Déboursement de 1000 Fcfa par mois par tous les ménages

« Nous avons également créé un parking de véhicules et de motos qui nous sert de dépannage au quotidien », ajoute-t-il. Toutefois, Raoul Djomba déplore le fait que certains ménages ne cotisent pas de manière régulière. Autre obstacle, le quartier est dans le noir total. « Nous avons un problème de lampadaires ; ce qui ne nous permet pas de mieux travailler. Nous avons demandé aux populations de mettre la main à la poche pour l’installation des lampadaires. Mais, on attend encore les contributions », souligne-t-il.

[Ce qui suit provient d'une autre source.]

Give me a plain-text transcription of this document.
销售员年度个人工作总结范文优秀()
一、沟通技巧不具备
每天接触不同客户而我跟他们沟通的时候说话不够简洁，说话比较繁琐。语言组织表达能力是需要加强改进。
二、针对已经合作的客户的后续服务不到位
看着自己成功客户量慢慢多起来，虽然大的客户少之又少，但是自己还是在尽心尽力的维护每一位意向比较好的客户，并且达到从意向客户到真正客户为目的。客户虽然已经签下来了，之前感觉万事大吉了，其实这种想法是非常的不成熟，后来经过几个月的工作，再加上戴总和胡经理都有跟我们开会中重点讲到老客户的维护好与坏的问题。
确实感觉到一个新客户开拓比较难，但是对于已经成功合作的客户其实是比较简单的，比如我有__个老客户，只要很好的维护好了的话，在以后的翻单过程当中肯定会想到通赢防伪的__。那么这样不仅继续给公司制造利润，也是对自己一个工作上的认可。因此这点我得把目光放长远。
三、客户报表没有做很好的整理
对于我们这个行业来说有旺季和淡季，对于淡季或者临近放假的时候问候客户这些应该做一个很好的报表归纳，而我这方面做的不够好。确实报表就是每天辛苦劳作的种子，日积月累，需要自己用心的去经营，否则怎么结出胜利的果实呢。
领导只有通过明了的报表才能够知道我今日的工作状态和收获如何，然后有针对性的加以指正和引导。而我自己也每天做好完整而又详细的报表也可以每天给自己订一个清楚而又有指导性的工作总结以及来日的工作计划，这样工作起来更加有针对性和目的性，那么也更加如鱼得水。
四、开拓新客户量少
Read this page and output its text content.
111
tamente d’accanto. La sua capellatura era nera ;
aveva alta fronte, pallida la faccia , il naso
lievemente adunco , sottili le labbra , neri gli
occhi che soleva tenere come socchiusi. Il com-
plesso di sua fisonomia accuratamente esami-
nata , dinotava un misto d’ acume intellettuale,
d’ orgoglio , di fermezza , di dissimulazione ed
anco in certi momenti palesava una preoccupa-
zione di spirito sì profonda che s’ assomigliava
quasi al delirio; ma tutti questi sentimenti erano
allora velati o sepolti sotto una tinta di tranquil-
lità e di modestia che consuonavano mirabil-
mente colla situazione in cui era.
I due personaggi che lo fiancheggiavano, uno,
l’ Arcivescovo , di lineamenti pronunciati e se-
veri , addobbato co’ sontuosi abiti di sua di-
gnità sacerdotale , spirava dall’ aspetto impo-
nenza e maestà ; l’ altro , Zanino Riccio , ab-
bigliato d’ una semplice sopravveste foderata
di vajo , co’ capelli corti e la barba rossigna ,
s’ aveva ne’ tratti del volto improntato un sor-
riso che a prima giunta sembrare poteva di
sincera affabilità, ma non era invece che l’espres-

Dans d’autres quartiers à l’instar de Monti, Mendong et Biyem-Assi école, c’est le même scénario. Les populations font des contributions mensuelles, tout comme les différents membres des comités autodéfenses collaborent avec les forces de maintien de l’ordre pour assurer la protection des populations.

Une réunion du 12 octobre 2019 en présence des autorités policières pour un comité en gestation

Quant au quartier Mimboman, la création d’un comité autodéfense est en pleine gestation. Après une présentation sommaire de la situation sécuritaire, il en ressort qu’il y a une insécurité grandissante dans les différentes ruelles du quartier du fait du manque d’éclairage public.

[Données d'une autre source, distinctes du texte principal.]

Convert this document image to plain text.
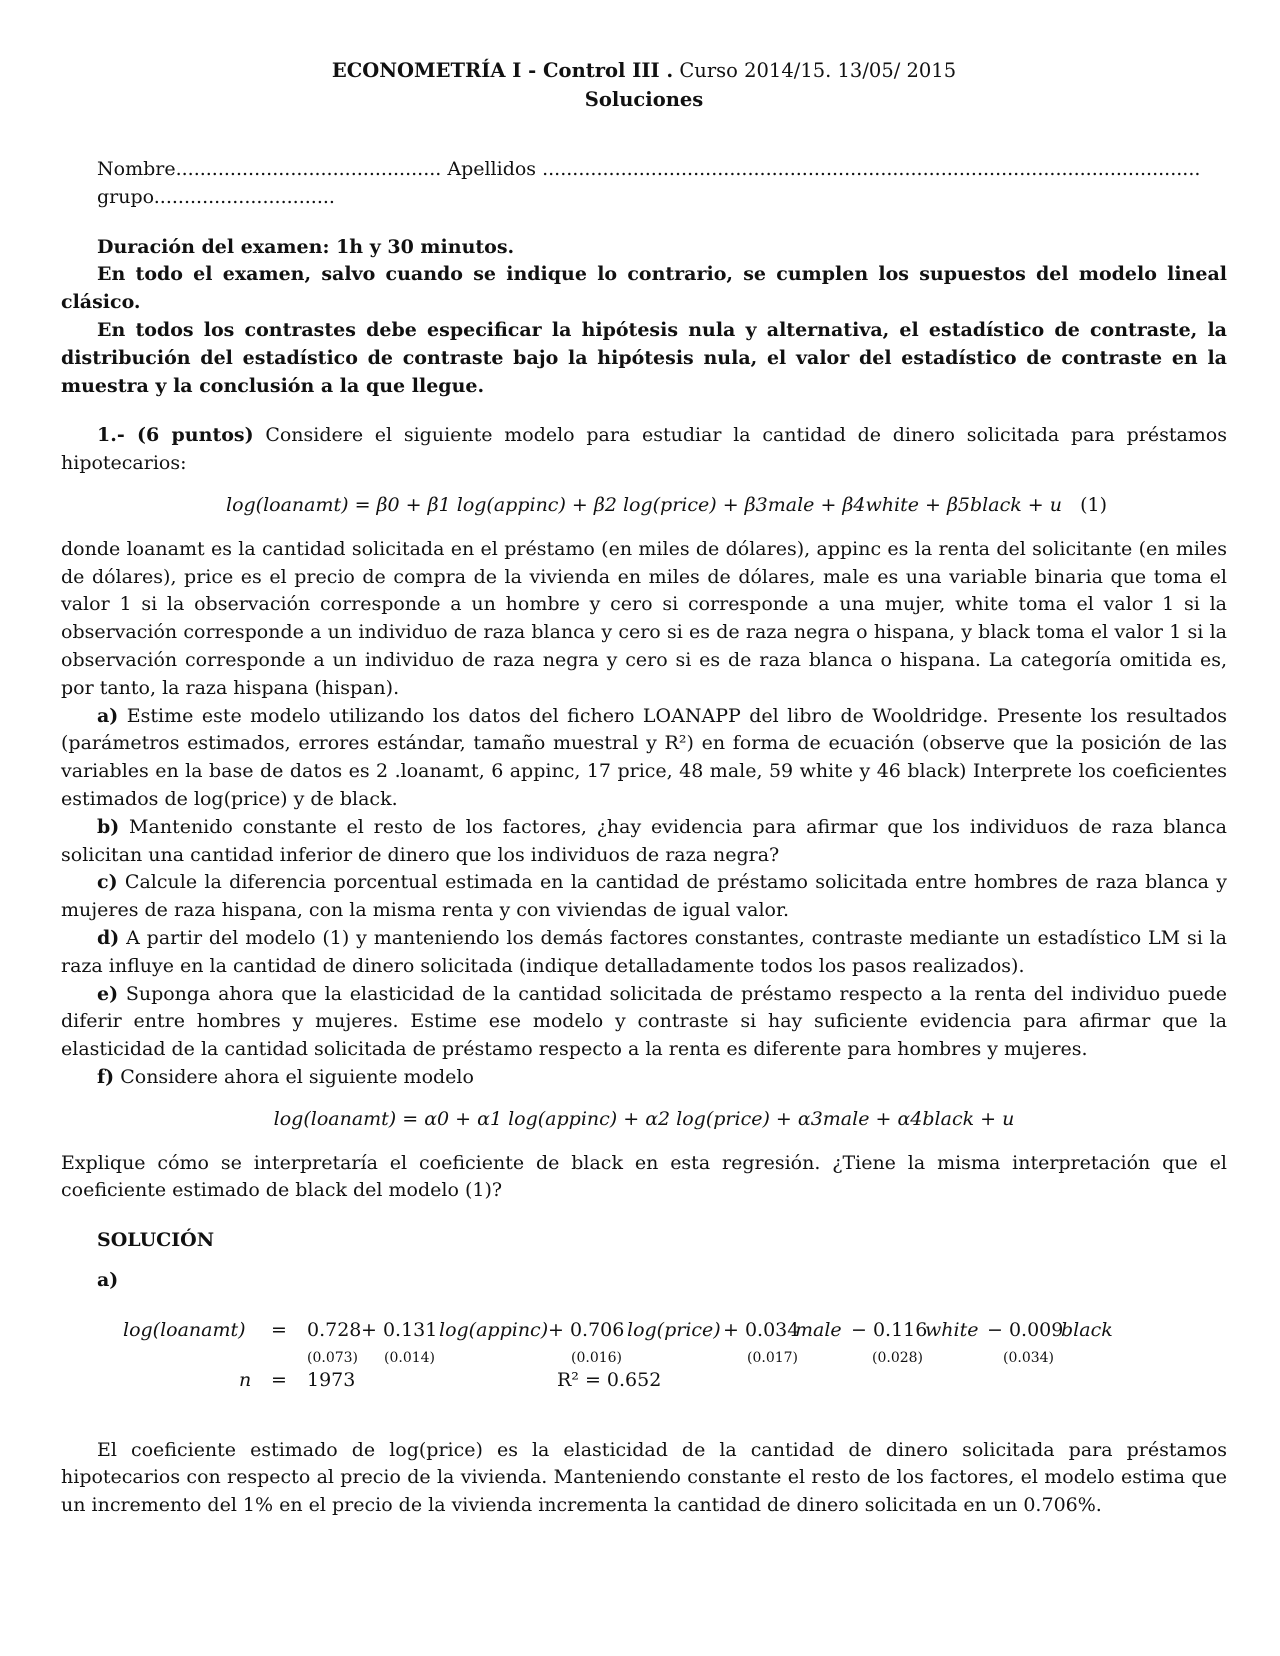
ECONOMETRÍA I - Control III . Curso 2014/15. 13/05/ 2015
Soluciones

Nombre............................................ Apellidos .............................................................................................................

grupo..............................

Duración del examen: 1h y 30 minutos.

En todo el examen, salvo cuando se indique lo contrario, se cumplen los supuestos del modelo lineal clásico.

En todos los contrastes debe especificar la hipótesis nula y alternativa, el estadístico de contraste, la distribución del estadístico de contraste bajo la hipótesis nula, el valor del estadístico de contraste en la muestra y la conclusión a la que llegue.

1.- (6 puntos) Considere el siguiente modelo para estudiar la cantidad de dinero solicitada para préstamos hipotecarios:

log(loanamt) = β0 + β1 log(appinc) + β2 log(price) + β3male + β4white + β5black + u (1)

donde loanamt es la cantidad solicitada en el préstamo (en miles de dólares), appinc es la renta del solicitante (en miles de dólares), price es el precio de compra de la vivienda en miles de dólares, male es una variable binaria que toma el valor 1 si la observación corresponde a un hombre y cero si corresponde a una mujer, white toma el valor 1 si la observación corresponde a un individuo de raza blanca y cero si es de raza negra o hispana, y black toma el valor 1 si la observación corresponde a un individuo de raza negra y cero si es de raza blanca o hispana. La categoría omitida es, por tanto, la raza hispana (hispan).

a) Estime este modelo utilizando los datos del fichero LOANAPP del libro de Wooldridge. Presente los resultados (parámetros estimados, errores estándar, tamaño muestral y R²) en forma de ecuación (observe que la posición de las variables en la base de datos es 2 .loanamt, 6 appinc, 17 price, 48 male, 59 white y 46 black) Interprete los coeficientes estimados de log(price) y de black.

b) Mantenido constante el resto de los factores, ¿hay evidencia para afirmar que los individuos de raza blanca solicitan una cantidad inferior de dinero que los individuos de raza negra?

c) Calcule la diferencia porcentual estimada en la cantidad de préstamo solicitada entre hombres de raza blanca y mujeres de raza hispana, con la misma renta y con viviendas de igual valor.

d) A partir del modelo (1) y manteniendo los demás factores constantes, contraste mediante un estadístico LM si la raza influye en la cantidad de dinero solicitada (indique detalladamente todos los pasos realizados).

e) Suponga ahora que la elasticidad de la cantidad solicitada de préstamo respecto a la renta del individuo puede diferir entre hombres y mujeres. Estime ese modelo y contraste si hay suficiente evidencia para afirmar que la elasticidad de la cantidad solicitada de préstamo respecto a la renta es diferente para hombres y mujeres.

f) Considere ahora el siguiente modelo

log(loanamt) = α0 + α1 log(appinc) + α2 log(price) + α3male + α4black + u

Explique cómo se interpretaría el coeficiente de black en esta regresión. ¿Tiene la misma interpretación que el coeficiente estimado de black del modelo (1)?

SOLUCIÓN

a)

log(loanamt) = 0.728
(0.073)
+ 0.131 log(appinc)
(0.014)
+ 0.706 log(price)
(0.016)
+ 0.034
male
(0.017)
− 0.116
white
(0.028)
− 0.009
black
(0.034)
n = 1973	R² = 0.652

El coeficiente estimado de log(price) es la elasticidad de la cantidad de dinero solicitada para préstamos hipotecarios con respecto al precio de la vivienda. Manteniendo constante el resto de los factores, el modelo estima que un incremento del 1% en el precio de la vivienda incrementa la cantidad de dinero solicitada en un 0.706%.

« Nous avons été informés de ce que plus de cinq personnes ont été récemment agressées à l’aide d’armes blanches dans les ruelles par des individus encore non identifiés. Elles ont été dépossédées de leurs biens. Ajouté à cela, un braquage dans une maison où tout a été emporté. Il y a également le cas d’un monsieur qui a été agressé juste devant sa porte alors qu’il rentrait du boulot », fait savoir Honoré Memvi. Pour les participants de ladite rencontre, il se peut que ce soit un groupe de bandits, mais aussi les habitants du quartier, qui auraient été libérés après un séjour de plusieurs mois en prison, pour vol. « Ils reviennent de nouveau opérer avec leurs amis d’ailleurs », analyse-t-il. A la fin de la rencontre, il a été convenu que les moyens soient mis à disposition pour éclairer les différentes ruelles du quartier ; puis, qu’un comité autodéfense soit mis en place. Il va fonctionner toutes les nuits à partir de 20 heures. Et le relai entre les membres se fera toutes les trois heures. « il a été demandé à la population de participer à hauteur de 2000Fcfa par ménage. Cet argent servira à l’achat d’outils devant servir à établir l’éclairage public dans le quartier ».